The hack took place around 1:00 a.m. Sunday. The hackers encrypted all of the information, which would normally be accessible by dispatchers.

“Every radio call that a deputy sheriff or police officer made into there, calling in driver’s licenses and pertinent information, is now being held hostage by a foreign entity,” Clarke County Sheriff Todd Kemp says.

Scott Evans, who does IT for Clarke County, says there was a backup put in place. He says that backup was on the same network as the original server, therefore it was also hacked.

“As soon as this drive became encrypted, it immediately encrypted the other one. When you’re backing up in the same case, it’s not really backing up.
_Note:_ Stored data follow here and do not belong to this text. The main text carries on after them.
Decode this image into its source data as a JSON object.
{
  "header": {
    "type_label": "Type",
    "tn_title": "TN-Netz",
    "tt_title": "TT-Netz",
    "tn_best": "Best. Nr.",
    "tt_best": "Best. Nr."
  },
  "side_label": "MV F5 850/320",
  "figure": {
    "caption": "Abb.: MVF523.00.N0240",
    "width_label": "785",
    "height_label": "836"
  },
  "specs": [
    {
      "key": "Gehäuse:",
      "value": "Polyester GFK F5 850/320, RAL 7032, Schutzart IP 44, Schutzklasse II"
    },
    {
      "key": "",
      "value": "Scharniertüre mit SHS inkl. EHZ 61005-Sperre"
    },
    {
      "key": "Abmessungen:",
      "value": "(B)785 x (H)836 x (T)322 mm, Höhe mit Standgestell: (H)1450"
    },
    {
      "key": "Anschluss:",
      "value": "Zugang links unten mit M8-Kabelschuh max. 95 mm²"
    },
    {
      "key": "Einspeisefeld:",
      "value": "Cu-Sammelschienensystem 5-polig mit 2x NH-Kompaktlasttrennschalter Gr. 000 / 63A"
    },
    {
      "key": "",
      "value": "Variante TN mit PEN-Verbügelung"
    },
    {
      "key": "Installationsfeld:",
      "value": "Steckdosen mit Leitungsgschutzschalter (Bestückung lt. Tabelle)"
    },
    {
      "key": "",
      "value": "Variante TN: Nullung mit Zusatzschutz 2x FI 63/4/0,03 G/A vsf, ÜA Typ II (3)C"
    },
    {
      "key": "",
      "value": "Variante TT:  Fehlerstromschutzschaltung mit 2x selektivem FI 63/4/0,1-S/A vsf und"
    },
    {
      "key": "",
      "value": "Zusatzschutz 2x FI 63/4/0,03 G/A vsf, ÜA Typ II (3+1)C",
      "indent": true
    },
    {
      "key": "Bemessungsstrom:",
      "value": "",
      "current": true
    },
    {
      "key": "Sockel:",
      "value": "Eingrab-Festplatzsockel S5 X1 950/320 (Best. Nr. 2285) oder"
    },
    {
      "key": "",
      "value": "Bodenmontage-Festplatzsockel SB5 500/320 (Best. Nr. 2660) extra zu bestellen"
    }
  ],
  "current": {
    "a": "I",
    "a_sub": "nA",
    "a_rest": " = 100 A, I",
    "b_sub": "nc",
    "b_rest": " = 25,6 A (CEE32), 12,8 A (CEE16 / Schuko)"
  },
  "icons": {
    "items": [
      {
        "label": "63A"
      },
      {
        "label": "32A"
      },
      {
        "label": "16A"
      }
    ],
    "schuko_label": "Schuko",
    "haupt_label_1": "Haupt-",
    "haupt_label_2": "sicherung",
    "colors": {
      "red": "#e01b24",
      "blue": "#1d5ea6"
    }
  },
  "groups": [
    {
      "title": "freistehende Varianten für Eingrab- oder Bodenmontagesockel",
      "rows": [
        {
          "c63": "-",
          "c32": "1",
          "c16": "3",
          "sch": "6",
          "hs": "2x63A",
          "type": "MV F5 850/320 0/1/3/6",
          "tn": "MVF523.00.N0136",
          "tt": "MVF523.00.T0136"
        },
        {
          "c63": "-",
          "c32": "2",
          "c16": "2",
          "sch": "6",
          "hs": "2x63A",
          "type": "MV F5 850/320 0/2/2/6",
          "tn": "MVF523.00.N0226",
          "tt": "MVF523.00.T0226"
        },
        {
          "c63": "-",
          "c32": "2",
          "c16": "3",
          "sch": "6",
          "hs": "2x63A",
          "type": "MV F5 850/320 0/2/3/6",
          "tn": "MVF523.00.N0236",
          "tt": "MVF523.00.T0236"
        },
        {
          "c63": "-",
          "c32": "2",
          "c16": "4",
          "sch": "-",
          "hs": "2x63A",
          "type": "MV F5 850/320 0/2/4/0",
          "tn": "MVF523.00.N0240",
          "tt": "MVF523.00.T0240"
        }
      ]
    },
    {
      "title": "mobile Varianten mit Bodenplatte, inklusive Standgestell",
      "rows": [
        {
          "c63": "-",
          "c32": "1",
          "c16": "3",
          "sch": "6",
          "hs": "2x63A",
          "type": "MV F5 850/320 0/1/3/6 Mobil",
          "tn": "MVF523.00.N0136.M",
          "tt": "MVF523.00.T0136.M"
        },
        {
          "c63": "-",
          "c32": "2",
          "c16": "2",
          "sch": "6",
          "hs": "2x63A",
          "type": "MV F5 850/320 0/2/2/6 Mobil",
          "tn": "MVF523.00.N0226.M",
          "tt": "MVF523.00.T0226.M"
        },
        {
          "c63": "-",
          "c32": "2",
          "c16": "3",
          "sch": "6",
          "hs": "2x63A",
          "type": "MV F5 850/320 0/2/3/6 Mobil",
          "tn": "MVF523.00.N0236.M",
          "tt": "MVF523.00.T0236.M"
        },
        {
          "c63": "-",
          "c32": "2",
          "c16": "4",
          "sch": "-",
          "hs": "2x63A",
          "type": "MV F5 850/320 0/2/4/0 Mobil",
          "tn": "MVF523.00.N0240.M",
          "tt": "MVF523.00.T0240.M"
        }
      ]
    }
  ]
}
It’s just copying your files,” Evans explained in the meeting.

The Clarke County Board of Supervisors are now debating on whether or not to pay a ransom. That’s right, a ransom note was left behind by the hackers demanding $10,000 within the next seven days. If that’s not agreed to, then it will double.

This method of hacking is not uncommon. It recently happened in Carroll County. In that situation hackers demanded nearly $300,000.

The way it was explained in the meeting was that the dispatch system was put together and maintained by Comsouth and had software operated by EFORCE.

When trying to determine what happened, the sheriff’s department was going to take possession of the server, but they were met with opposition from Comsouth employees.

“We came over here to get the servers on Monday. Individuals with the company that you do business with tried to hide that information from us. They took it out to van and refused to give it to us,” Kemp said to the Board of Supervisors Wednesday afternoon. “I got a problem with that. I was asked to do a job. My job to ensure the safety and integrity of people in this county and that’s what I’m going to do.”

Kemp says the case is being handled by the FBI. Meanwhile, dispatchers are working by pen and paper.

The Supervisors will meet on Monday to further discuss the matter.